Originally Posted by
The Donie Forde
Always love the trip to Sligo, though as a League of Ireland (very) oldie it saddens me to see the increasingly strict segregation and security at matches.
This is no pop at all off Sligo here, it's par for the course now.
This is all well and good on the surface, and I am sure folk can argue successfully that it makes games "safer" or whatever, but it's at the cost of what has always been a really friendly league and for the 99% of fans who still fall into that category.
Is body-searching every single away fan really necessary? It didn't prevent flares being brought in last night. It never does.
Does every away fan have to be treated like a criminal, or a potential one, or at best feel like they are about to pay a prison visit to the nation's top terrorist?
All the "security" is fine, and I'm not suggesting we shouldn't attempt to make grounds safe/safer for everyone. But sometimes you go down a route of hired security staff with little or no empathy for the league gnarling at people who are, at the end of the day, just going to a football match.
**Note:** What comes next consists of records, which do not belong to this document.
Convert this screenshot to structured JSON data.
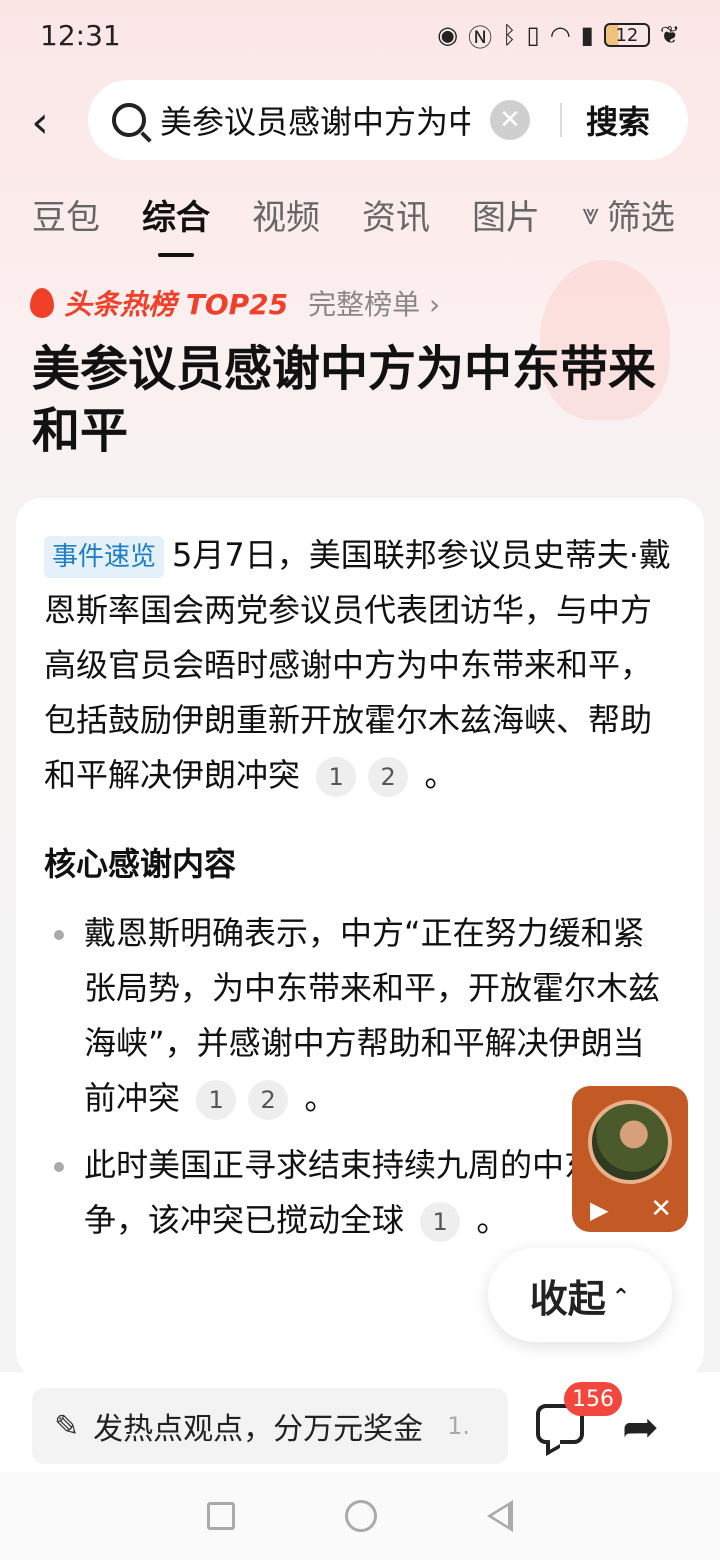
{
  "status": {
    "time": "12:31",
    "battery": "12"
  },
  "search": {
    "query": "美参议员感谢中方为中东带来和平",
    "button": "搜索"
  },
  "tabs": [
    "豆包",
    "综合",
    "视频",
    "资讯",
    "图片",
    "筛选"
  ],
  "active_tab": "综合",
  "hot": {
    "label": "头条热榜 TOP25",
    "link": "完整榜单 ›"
  },
  "headline": "美参议员感谢中方为中东带来和平",
  "card": {
    "tag": "事件速览",
    "summary": "5月7日，美国联邦参议员史蒂夫·戴恩斯率国会两党参议员代表团访华，与中方高级官员会晤时感谢中方为中东带来和平，包括鼓励伊朗重新开放霍尔木兹海峡、帮助和平解决伊朗冲突",
    "refs": [
      "1",
      "2"
    ],
    "section_title": "核心感谢内容",
    "bullets": [
      {
        "text": "戴恩斯明确表示，中方“正在努力缓和紧张局势，为中东带来和平，开放霍尔木兹海峡”，并感谢中方帮助和平解决伊朗当前冲突",
        "refs": [
          "1",
          "2"
        ]
      },
      {
        "text": "此时美国正寻求结束持续九周的中东战争，该冲突已搅动全球",
        "refs": [
          "1"
        ]
      }
    ]
  },
  "collapse_label": "收起",
  "bottom": {
    "comment_placeholder": "发热点观点，分万元奖金",
    "more": "1.",
    "comment_count": "156"
  }
}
I'm not sure it's the best approach, not for our league.
You establish heavy-handed (IMO) security and you lessen what the league is. We don't have it at other sports (so much, anyway, if at all), we don't have it in theatres or cinemas or train stations where, let's be honest, people could do a lot more damage than setting off a flare if they wanted to.
If we establish and insist on this culture, eventually those it is intended to stop simply find more and more ways of circumventing it, while those who are just out for a night's fun are treated with less and less respect.
There is much talk of equality in this country at the moment.
Away fans are exactly the same as home fans, and entitled to be treated the same. They will have paid the same price for a ticket.
And no, I'm not being naive. I've been around long enough and seen enough. I'm just not convinced that this is what we should be doing to our game, to our special league.